Migrating or Reinstalling BackupPC

For my system the pool is located on a USB external drive. I needed to upgrade from Fedora to Ubuntu with BackupPC keeping the same pool.

The steps:

  1. Install backuppc on the new server.
  2. Mount the storage on the same position/path.
    1. Be sure that the “backuppc” UID and GID (Group and User IDs) are the same as for the old server. I had to change them manually. This is important to me because my NFS kept the file permissions and ownership of the files.
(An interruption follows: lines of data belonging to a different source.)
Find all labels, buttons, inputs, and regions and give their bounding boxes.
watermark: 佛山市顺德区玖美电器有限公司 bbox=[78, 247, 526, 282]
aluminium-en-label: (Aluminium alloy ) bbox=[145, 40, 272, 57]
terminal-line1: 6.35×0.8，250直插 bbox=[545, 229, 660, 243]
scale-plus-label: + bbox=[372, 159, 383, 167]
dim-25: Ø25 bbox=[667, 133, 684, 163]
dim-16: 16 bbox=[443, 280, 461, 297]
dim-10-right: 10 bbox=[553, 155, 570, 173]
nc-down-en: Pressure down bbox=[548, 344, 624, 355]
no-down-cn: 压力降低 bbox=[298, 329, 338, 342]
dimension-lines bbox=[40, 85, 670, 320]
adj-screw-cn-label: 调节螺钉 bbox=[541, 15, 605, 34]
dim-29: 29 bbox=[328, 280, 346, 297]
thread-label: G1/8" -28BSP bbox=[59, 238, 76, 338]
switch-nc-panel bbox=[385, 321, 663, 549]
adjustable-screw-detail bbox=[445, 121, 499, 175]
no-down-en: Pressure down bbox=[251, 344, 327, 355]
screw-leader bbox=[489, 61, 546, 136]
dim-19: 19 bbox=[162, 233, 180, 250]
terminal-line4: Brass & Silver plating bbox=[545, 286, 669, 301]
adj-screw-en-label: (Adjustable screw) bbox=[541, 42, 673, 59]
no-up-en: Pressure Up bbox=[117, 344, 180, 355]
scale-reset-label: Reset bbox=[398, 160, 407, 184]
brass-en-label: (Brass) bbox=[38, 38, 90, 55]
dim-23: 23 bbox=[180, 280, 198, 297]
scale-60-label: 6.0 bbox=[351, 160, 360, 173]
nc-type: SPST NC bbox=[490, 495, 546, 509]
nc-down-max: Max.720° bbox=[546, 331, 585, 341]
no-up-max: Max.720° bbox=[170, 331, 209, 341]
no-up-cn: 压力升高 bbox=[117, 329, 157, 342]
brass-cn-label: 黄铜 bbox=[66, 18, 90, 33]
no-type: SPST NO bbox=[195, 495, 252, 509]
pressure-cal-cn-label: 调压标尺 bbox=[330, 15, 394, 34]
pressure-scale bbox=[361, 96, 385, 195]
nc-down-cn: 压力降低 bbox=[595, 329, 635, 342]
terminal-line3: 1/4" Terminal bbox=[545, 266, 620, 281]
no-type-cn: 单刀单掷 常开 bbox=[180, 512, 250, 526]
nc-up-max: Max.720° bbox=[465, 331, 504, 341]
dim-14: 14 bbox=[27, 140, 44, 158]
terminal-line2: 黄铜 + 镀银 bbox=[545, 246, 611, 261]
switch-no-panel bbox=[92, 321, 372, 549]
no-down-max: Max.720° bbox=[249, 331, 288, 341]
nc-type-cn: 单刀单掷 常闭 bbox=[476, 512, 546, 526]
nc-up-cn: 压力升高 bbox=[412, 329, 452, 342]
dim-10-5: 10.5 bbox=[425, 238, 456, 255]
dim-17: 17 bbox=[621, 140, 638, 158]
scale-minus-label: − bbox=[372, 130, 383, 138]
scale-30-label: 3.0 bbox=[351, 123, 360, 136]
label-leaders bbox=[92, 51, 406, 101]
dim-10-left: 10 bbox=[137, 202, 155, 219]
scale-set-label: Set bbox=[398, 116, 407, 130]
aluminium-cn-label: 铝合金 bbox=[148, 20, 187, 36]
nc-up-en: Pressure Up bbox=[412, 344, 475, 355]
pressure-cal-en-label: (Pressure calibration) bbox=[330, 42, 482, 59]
    For example, I have an external HDD mounted at /media/WDextHDD-L1/.
    To use this create a symbolic link from /var/lib/backuppc to /media/WDextHDD-L1/backupPCdata using the command:

    ln -s /media/WDextHDD-L1/BackupPCdata /var/lib/backuppc
  3. In /etc/backuppc:
    • Reconfigure the config.pl based on the old one. It’s not recommended to directly copy the old one.
    • Reconfigure the hosts file based on the old one.
    • Copy the “servers.pl” files from the old server to the new one.
    • Copy the ht* files from the old server to the new one.
  4. Change the configuration of apache2 as the documentation explains.
  5. Stop the backuppc daemon on the old server and unmount the NFS pool storage.
  6. Start the backuppc daemon on the new server.
  7. Test the backup and restore manually. Check the configuration.
  8. Test the automatic backup during night, or whenever you have yours scheduled.